Cite as: https://hdl.handle.net/21.11116/0000-0004-9899-4

Abstract

Aim: Plant trait databases often contain traits that are correlated, but for whom direct
(undirected statistical dependency) and indirect (mediated by other traits) connections
may be confounded. The confounding of correlation and connection hinders
our understanding of plant strategies, and how these vary among growth forms and
climate zones. We identified the direct and indirect connections across plant traits
relevant to competition, resource acquisition and reproductive strategies using a
global database and explored whether connections within and between traits from
different tissue types vary across climates and growth forms.
Location: Global.
Major taxa studied: Plants.
Time period: Present.
Methods: We used probabilistic graphical models and a database of 10 plant traits
(leaf area, specific leaf area, mass‐ and area‐based leaf nitrogen and phosphorous
content, leaf life span, plant height, stem specific density and seed mass) with
16,281 records to describe direct and indirect connections across woody and nonwoody
plants across tropical, temperate, arid, cold and polar regions.

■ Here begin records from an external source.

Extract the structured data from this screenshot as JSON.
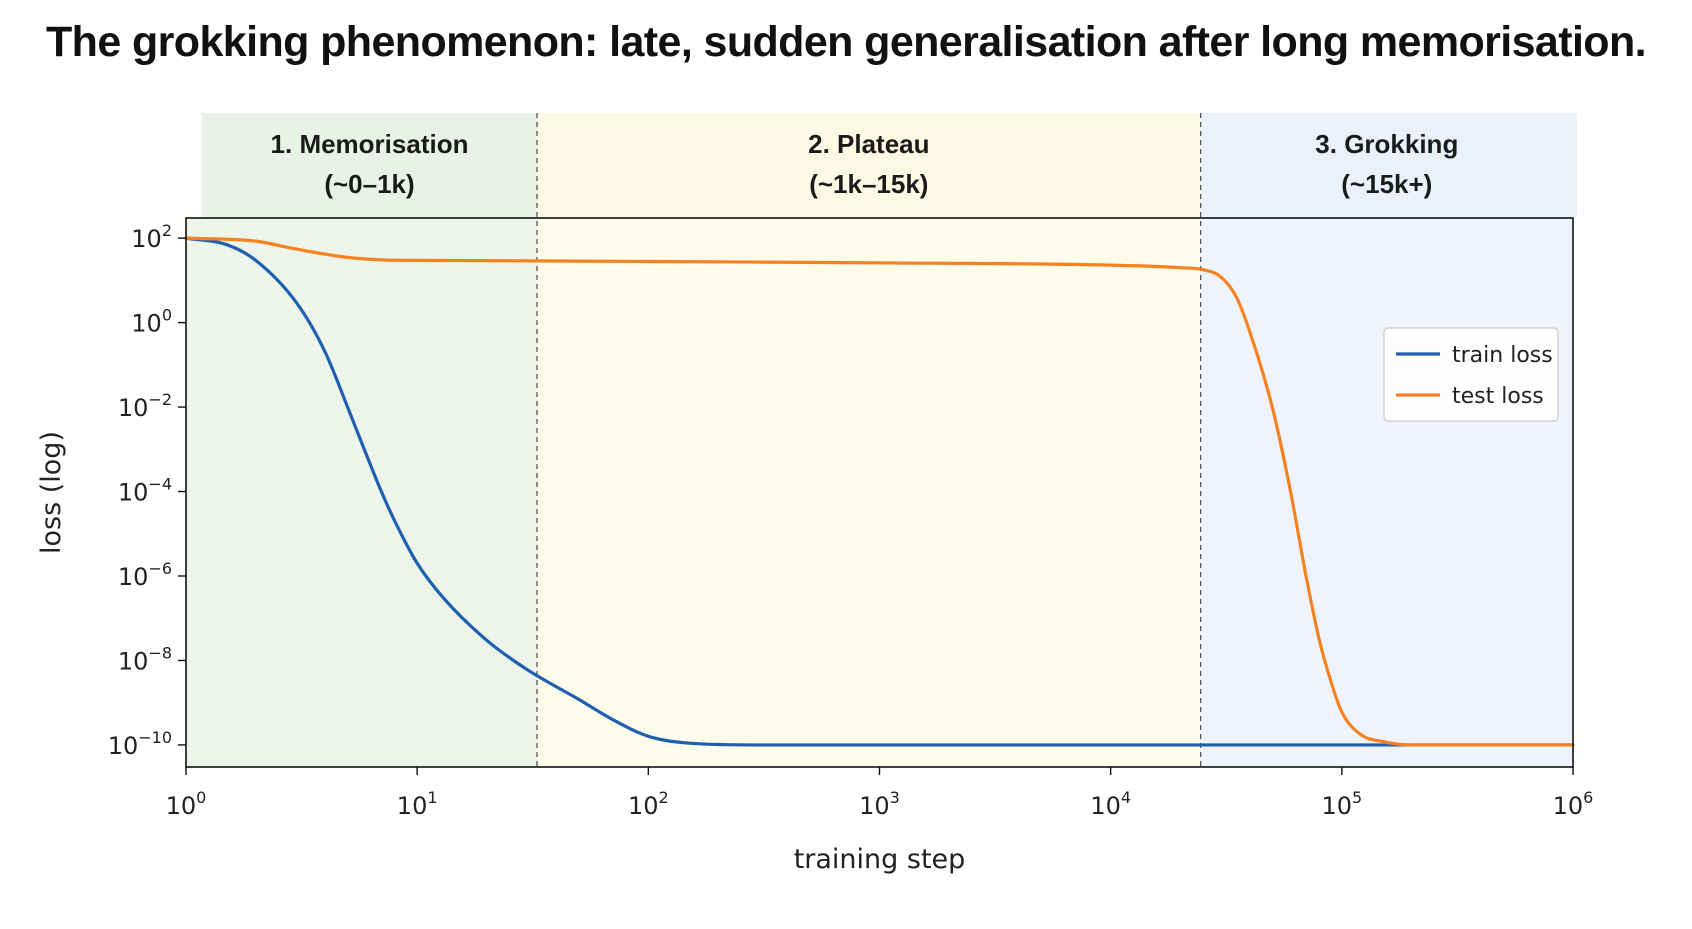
{
  "chart_data": {
    "type": "line",
    "title": "The grokking phenomenon: late, sudden generalisation after long memorisation.",
    "xlabel": "training step",
    "ylabel": "loss (log)",
    "xscale": "log",
    "yscale": "log",
    "xlim": [
      1,
      1000000
    ],
    "ylim": [
      3e-11,
      300
    ],
    "x_ticks": [
      {
        "value": 1,
        "base": "10",
        "exp": "0"
      },
      {
        "value": 10,
        "base": "10",
        "exp": "1"
      },
      {
        "value": 100,
        "base": "10",
        "exp": "2"
      },
      {
        "value": 1000,
        "base": "10",
        "exp": "3"
      },
      {
        "value": 10000,
        "base": "10",
        "exp": "4"
      },
      {
        "value": 100000,
        "base": "10",
        "exp": "5"
      },
      {
        "value": 1000000,
        "base": "10",
        "exp": "6"
      }
    ],
    "y_ticks": [
      {
        "value": 100,
        "base": "10",
        "exp": "2"
      },
      {
        "value": 1,
        "base": "10",
        "exp": "0"
      },
      {
        "value": 0.01,
        "base": "10",
        "exp": "−2"
      },
      {
        "value": 0.0001,
        "base": "10",
        "exp": "−4"
      },
      {
        "value": 1e-06,
        "base": "10",
        "exp": "−6"
      },
      {
        "value": 1e-08,
        "base": "10",
        "exp": "−8"
      },
      {
        "value": 1e-10,
        "base": "10",
        "exp": "−10"
      }
    ],
    "phases": [
      {
        "label": "1. Memorisation",
        "range_label": "(~0–1k)",
        "start": 1,
        "end": 33,
        "color": "#edf5ea",
        "header_color": "#e9f2e6"
      },
      {
        "label": "2. Plateau",
        "range_label": "(~1k–15k)",
        "start": 33,
        "end": 24500,
        "color": "#fdfbea",
        "header_color": "#fbf8e4"
      },
      {
        "label": "3. Grokking",
        "range_label": "(~15k+)",
        "start": 24500,
        "end": 1000000,
        "color": "#eef3fc",
        "header_color": "#ebf1fb"
      }
    ],
    "phase_boundaries": [
      33,
      24500
    ],
    "series": [
      {
        "name": "train loss",
        "color": "#1f5fb0",
        "points": [
          [
            1,
            100
          ],
          [
            1.5,
            70
          ],
          [
            2,
            30
          ],
          [
            3,
            3
          ],
          [
            4,
            0.2
          ],
          [
            5,
            0.01
          ],
          [
            6,
            0.0008
          ],
          [
            7,
            0.0001
          ],
          [
            8,
            2e-05
          ],
          [
            10,
            2e-06
          ],
          [
            13,
            3e-07
          ],
          [
            20,
            3e-08
          ],
          [
            30,
            6e-09
          ],
          [
            50,
            1.2e-09
          ],
          [
            70,
            4e-10
          ],
          [
            100,
            1.6e-10
          ],
          [
            150,
            1.1e-10
          ],
          [
            300,
            1e-10
          ],
          [
            1000000,
            1e-10
          ]
        ]
      },
      {
        "name": "test loss",
        "color": "#f58220",
        "points": [
          [
            1,
            100
          ],
          [
            2,
            85
          ],
          [
            3,
            55
          ],
          [
            5,
            35
          ],
          [
            8,
            30
          ],
          [
            30,
            29
          ],
          [
            100,
            28
          ],
          [
            1000,
            26
          ],
          [
            10000,
            23
          ],
          [
            20000,
            20
          ],
          [
            25000,
            18
          ],
          [
            30000,
            12
          ],
          [
            35000,
            4
          ],
          [
            40000,
            0.6
          ],
          [
            50000,
            0.01
          ],
          [
            60000,
            0.0001
          ],
          [
            70000,
            1e-06
          ],
          [
            80000,
            3e-08
          ],
          [
            90000,
            3e-09
          ],
          [
            100000,
            6e-10
          ],
          [
            120000,
            1.8e-10
          ],
          [
            150000,
            1.2e-10
          ],
          [
            200000,
            1e-10
          ],
          [
            1000000,
            1e-10
          ]
        ]
      }
    ],
    "legend": {
      "position": "right",
      "entries": [
        "train loss",
        "test loss"
      ]
    },
    "grid": false
  }
}
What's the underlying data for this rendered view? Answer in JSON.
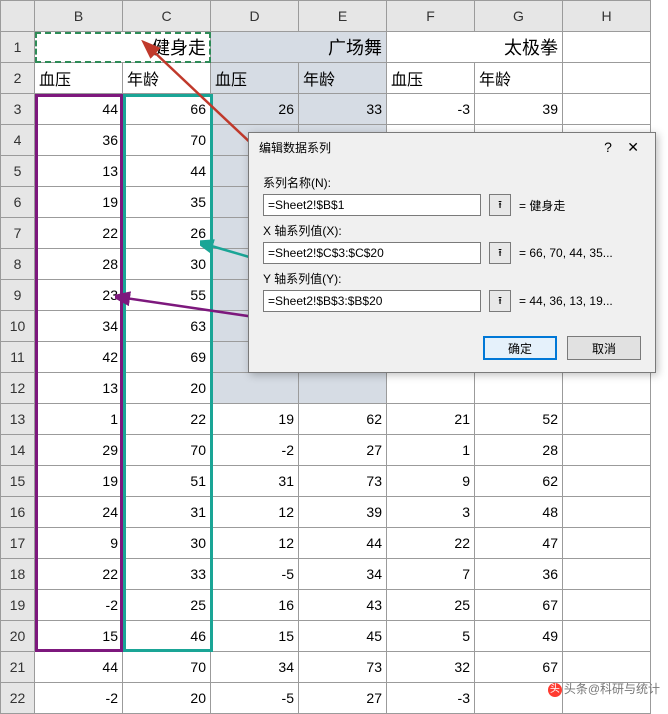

Results: Trait networks based on direct connections are sparser than those based on
correlations. Land plants had high connectivity across traits within and between tissue
types; leaf life span and stem specific density shared direct connections with all
other traits. For both growth forms, two groups of traits form modules of more highly
connected traits; one related to resource acquisition, the other to plant architecture
and reproduction. Woody species had higher trait network modularity in polar compared
to temperate and tropical climates, while non‐woody species did not show
significant differences in modularity across climate regions.
Main conclusions: Plant traits are highly connected both within and across tissue
types, yet traits segregate into persistent modules of traits. Variation in the modularity
of trait networks suggests that trait connectivity is shaped by prevailing environmental
conditions and demonstrates that plants of different growth forms use
alternative strategies to cope with local conditions.